Le soutien ambitieux apporté à l’effort de recherche constitue l’autre levier d’action pour permettre le développement d’une médecine de précision en psychiatrie. L’exemple des travaux de recherche menés pour prévenir le risque suicidaire nous éclaire sur les enjeux auxquels sont confrontés médecins et chercheurs pour identifier des facteurs de risque du suicide. En France, le suicide est responsable de près de 10 000 décès par an (ce taux est élevé par rapport à l’ensemble de l’Union Européenne) et constitue la deuxième cause de mortalité chez les jeunes. Pouvoir mieux prévenir les conduites à risque suicidaire nécessite à la fois de disposer de cohortes de patients bien caractérisés, d’un effort financier à la hauteur, du développement de compétences d’experts (chercheurs et cliniciens) ainsi que le recours à de nouveaux outils technologiques (big data et intelligence artificielle).

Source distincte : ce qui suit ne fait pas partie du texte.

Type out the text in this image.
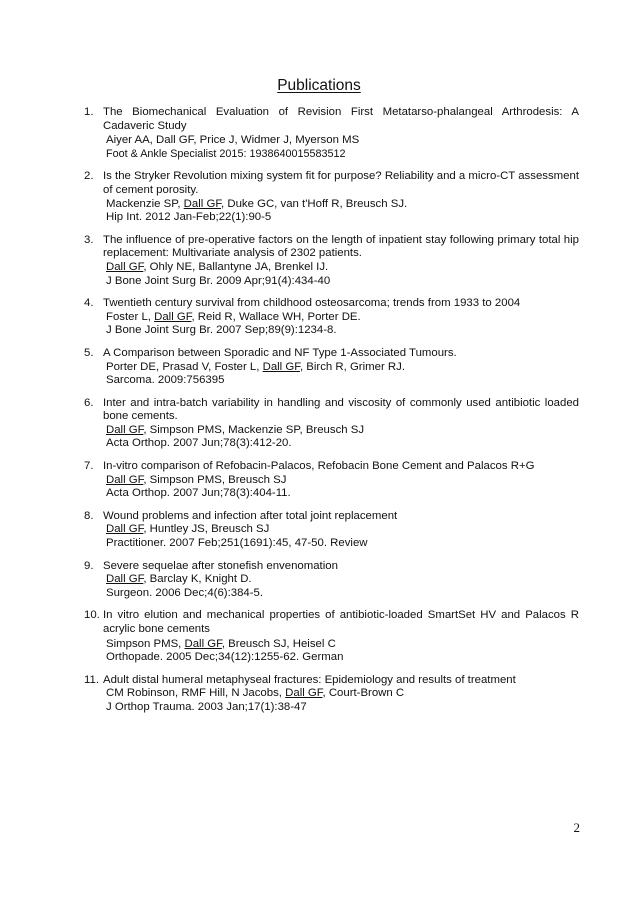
Publications
1. The Biomechanical Evaluation of Revision First Metatarso-phalangeal Arthrodesis: A Cadaveric Study
Aiyer AA, Dall GF, Price J, Widmer J, Myerson MS
Foot & Ankle Specialist 2015: 1938640015583512
2. Is the Stryker Revolution mixing system fit for purpose? Reliability and a micro-CT assessment of cement porosity.
Mackenzie SP, Dall GF, Duke GC, van t'Hoff R, Breusch SJ.
Hip Int. 2012 Jan-Feb;22(1):90-5
3. The influence of pre-operative factors on the length of inpatient stay following primary total hip replacement: Multivariate analysis of 2302 patients.
Dall GF, Ohly NE, Ballantyne JA, Brenkel IJ.
J Bone Joint Surg Br. 2009 Apr;91(4):434-40
4. Twentieth century survival from childhood osteosarcoma; trends from 1933 to 2004
Foster L, Dall GF, Reid R, Wallace WH, Porter DE.
J Bone Joint Surg Br. 2007 Sep;89(9):1234-8.
5. A Comparison between Sporadic and NF Type 1-Associated Tumours.
Porter DE, Prasad V, Foster L, Dall GF, Birch R, Grimer RJ.
Sarcoma. 2009:756395
6. Inter and intra-batch variability in handling and viscosity of commonly used antibiotic loaded bone cements.
Dall GF, Simpson PMS, Mackenzie SP, Breusch SJ
Acta Orthop. 2007 Jun;78(3):412-20.
7. In-vitro comparison of Refobacin-Palacos, Refobacin Bone Cement and Palacos R+G
Dall GF, Simpson PMS, Breusch SJ
Acta Orthop. 2007 Jun;78(3):404-11.
8. Wound problems and infection after total joint replacement
Dall GF, Huntley JS, Breusch SJ
Practitioner. 2007 Feb;251(1691):45, 47-50. Review
9. Severe sequelae after stonefish envenomation
Dall GF, Barclay K, Knight D.
Surgeon. 2006 Dec;4(6):384-5.
10. In vitro elution and mechanical properties of antibiotic-loaded SmartSet HV and Palacos R acrylic bone cements
Simpson PMS, Dall GF, Breusch SJ, Heisel C
Orthopade. 2005 Dec;34(12):1255-62. German
11. Adult distal humeral metaphyseal fractures: Epidemiology and results of treatment
CM Robinson, RMF Hill, N Jacobs, Dall GF, Court-Brown C
J Orthop Trauma. 2003 Jan;17(1):38-47
2
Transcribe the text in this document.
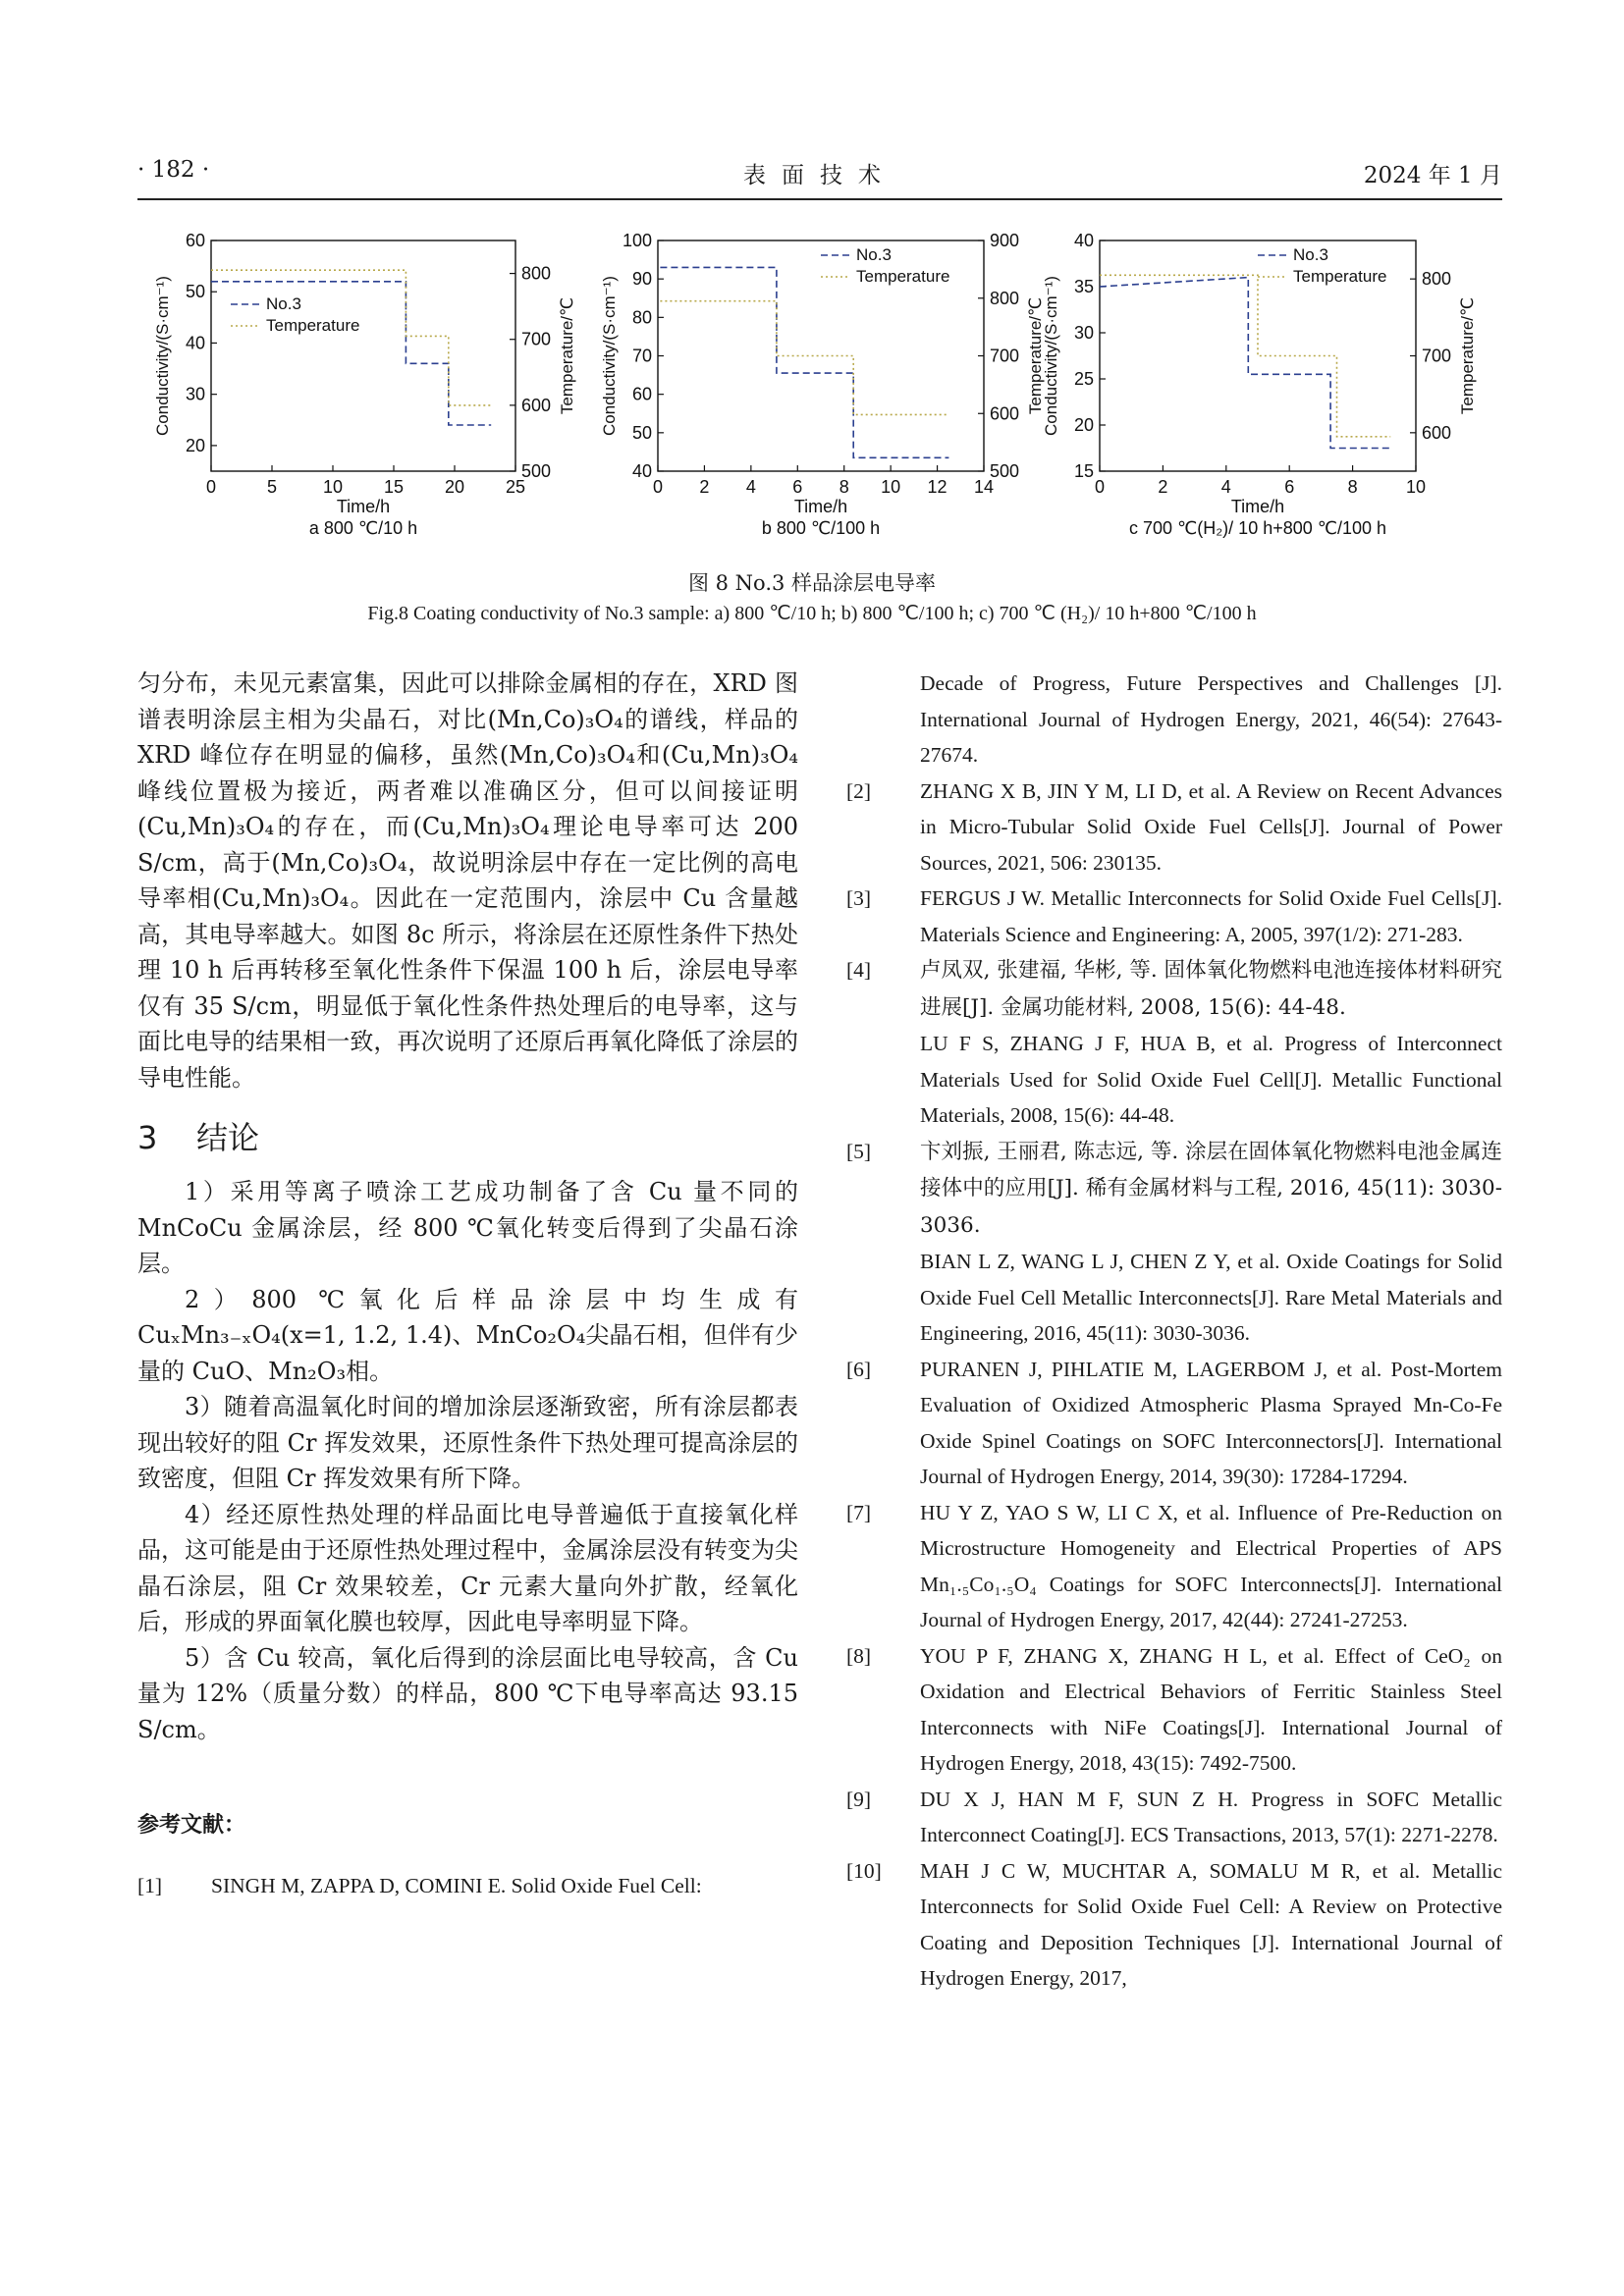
· 182 ·	表面技术	2024 年 1 月
0	5	10 15 20 25
20
30
40
50
60
500
600
700
800
Time/h
Conductivity/(S·cm⁻¹)	Temperature/℃
a 800 ℃/10 h
No.3
Temperature
0 2 4 6 8 10 12 14
40
50
60
70
80
90
100
500
600
700
800
900
Time/h
Conductivity/(S·cm⁻¹)	Temperature/℃
b 800 ℃/100 h
No.3
Temperature
0	2	4	6	8	10
15
20
25
30
35
40
600
700
800
Time/h
Conductivity/(S·cm⁻¹)	Temperature/℃
c 700 ℃(H₂)/ 10 h+800 ℃/100 h
No.3
Temperature
图 8 No.3 样品涂层电导率
Fig.8 Coating conductivity of No.3 sample: a) 800 ℃/10 h; b) 800 ℃/100 h; c) 700 ℃ (H₂)/ 10 h+800 ℃/100 h

匀分布，未见元素富集，因此可以排除金属相的存在，XRD 图谱表明涂层主相为尖晶石，对比(Mn,Co)₃O₄的谱线，样品的 XRD 峰位存在明显的偏移，虽然(Mn,Co)₃O₄和(Cu,Mn)₃O₄峰线位置极为接近，两者难以准确区分，但可以间接证明(Cu,Mn)₃O₄的存在，而(Cu,Mn)₃O₄理论电导率可达 200 S/cm，高于(Mn,Co)₃O₄，故说明涂层中存在一定比例的高电导率相(Cu,Mn)₃O₄。因此在一定范围内，涂层中 Cu 含量越高，其电导率越大。如图 8c 所示，将涂层在还原性条件下热处理 10 h 后再转移至氧化性条件下保温 100 h 后，涂层电导率仅有 35 S/cm，明显低于氧化性条件热处理后的电导率，这与面比电导的结果相一致，再次说明了还原后再氧化降低了涂层的导电性能。

3 结论

1）采用等离子喷涂工艺成功制备了含 Cu 量不同的 MnCoCu 金属涂层，经 800 ℃氧化转变后得到了尖晶石涂层。

2）800 ℃氧化后样品涂层中均生成有 CuₓMn₃₋ₓO₄(x=1, 1.2, 1.4)、MnCo₂O₄尖晶石相，但伴有少量的 CuO、Mn₂O₃相。

3）随着高温氧化时间的增加涂层逐渐致密，所有涂层都表现出较好的阻 Cr 挥发效果，还原性条件下热处理可提高涂层的致密度，但阻 Cr 挥发效果有所下降。

4）经还原性热处理的样品面比电导普遍低于直接氧化样品，这可能是由于还原性热处理过程中，金属涂层没有转变为尖晶石涂层，阻 Cr 效果较差，Cr 元素大量向外扩散，经氧化后，形成的界面氧化膜也较厚，因此电导率明显下降。

5）含 Cu 较高，氧化后得到的涂层面比电导较高，含 Cu 量为 12%（质量分数）的样品，800 ℃下电导率高达 93.15 S/cm。

参考文献：
[1] SINGH M, ZAPPA D, COMINI E. Solid Oxide Fuel Cell:
Decade of Progress, Future Perspectives and Challenges [J]. International Journal of Hydrogen Energy, 2021, 46(54): 27643-27674.
[2] ZHANG X B, JIN Y M, LI D, et al. A Review on Recent Advances in Micro-Tubular Solid Oxide Fuel Cells[J]. Journal of Power Sources, 2021, 506: 230135.
[3] FERGUS J W. Metallic Interconnects for Solid Oxide Fuel Cells[J]. Materials Science and Engineering: A, 2005, 397(1/2): 271-283.
[4] 卢凤双, 张建福, 华彬, 等. 固体氧化物燃料电池连接体材料研究进展[J]. 金属功能材料, 2008, 15(6): 44-48.
LU F S, ZHANG J F, HUA B, et al. Progress of Interconnect Materials Used for Solid Oxide Fuel Cell[J]. Metallic Functional Materials, 2008, 15(6): 44-48.
[5] 卞刘振, 王丽君, 陈志远, 等. 涂层在固体氧化物燃料电池金属连接体中的应用[J]. 稀有金属材料与工程, 2016, 45(11): 3030-3036.
BIAN L Z, WANG L J, CHEN Z Y, et al. Oxide Coatings for Solid Oxide Fuel Cell Metallic Interconnects[J]. Rare Metal Materials and Engineering, 2016, 45(11): 3030-3036.
[6] PURANEN J, PIHLATIE M, LAGERBOM J, et al. Post-Mortem Evaluation of Oxidized Atmospheric Plasma Sprayed Mn-Co-Fe Oxide Spinel Coatings on SOFC Interconnectors[J]. International Journal of Hydrogen Energy, 2014, 39(30): 17284-17294.
[7] HU Y Z, YAO S W, LI C X, et al. Influence of Pre-Reduction on Microstructure Homogeneity and Electrical Properties of APS Mn₁.₅Co₁.₅O₄ Coatings for SOFC Interconnects[J]. International Journal of Hydrogen Energy, 2017, 42(44): 27241-27253.
[8] YOU P F, ZHANG X, ZHANG H L, et al. Effect of CeO₂ on Oxidation and Electrical Behaviors of Ferritic Stainless Steel Interconnects with NiFe Coatings[J]. International Journal of Hydrogen Energy, 2018, 43(15): 7492-7500.
[9] DU X J, HAN M F, SUN Z H. Progress in SOFC Metallic Interconnect Coating[J]. ECS Transactions, 2013, 57(1): 2271-2278.
[10] MAH J C W, MUCHTAR A, SOMALU M R, et al. Metallic Interconnects for Solid Oxide Fuel Cell: A Review on Protective Coating and Deposition Techniques [J]. International Journal of Hydrogen Energy, 2017,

Sur ces points, force est de constater que la recherche française en psychiatrie souffre d’un sous-investissement chronique en comparaison à d’autres pays de l’OCDE: Seuls 4% du budget de la recherche biomédicale sont affectés à la psychiatrie. Les conséquences sont délétères et se concentrent en premier lieu sur le manque d’attractivité de la discipline pour de jeunes chercheurs et médecins-psychiatres.
Pour autant, la recherche française possède, malgré ces obstacles, de nombreux atouts sur lesquels s’appuyer (qualité des publications et des travaux conduits) pour servir de socle au déploiement d’une stratégie de recherche à la hauteur de l’enjeu de santé publique que représente la psychiatrie.
Les défis auxquels est confrontée la psychiatrie sont d’ampleurs mais les initiatives à l’œuvre sont prometteuses. L’espoir doit infuser les discours et conduire les actions à venir. La détermination comme la mobilisation de l’ensemble des acteurs (patients, proches, acteurs sanitaires, sociaux et médico-sociaux, élus…) sont essentiels à la création d’un élan et d’une ambition politiques à la hauteur des enjeux. Le colloque s’est clôturé sur ces mots « soigner la psychiatrie, c’est soigner notre système de santé ».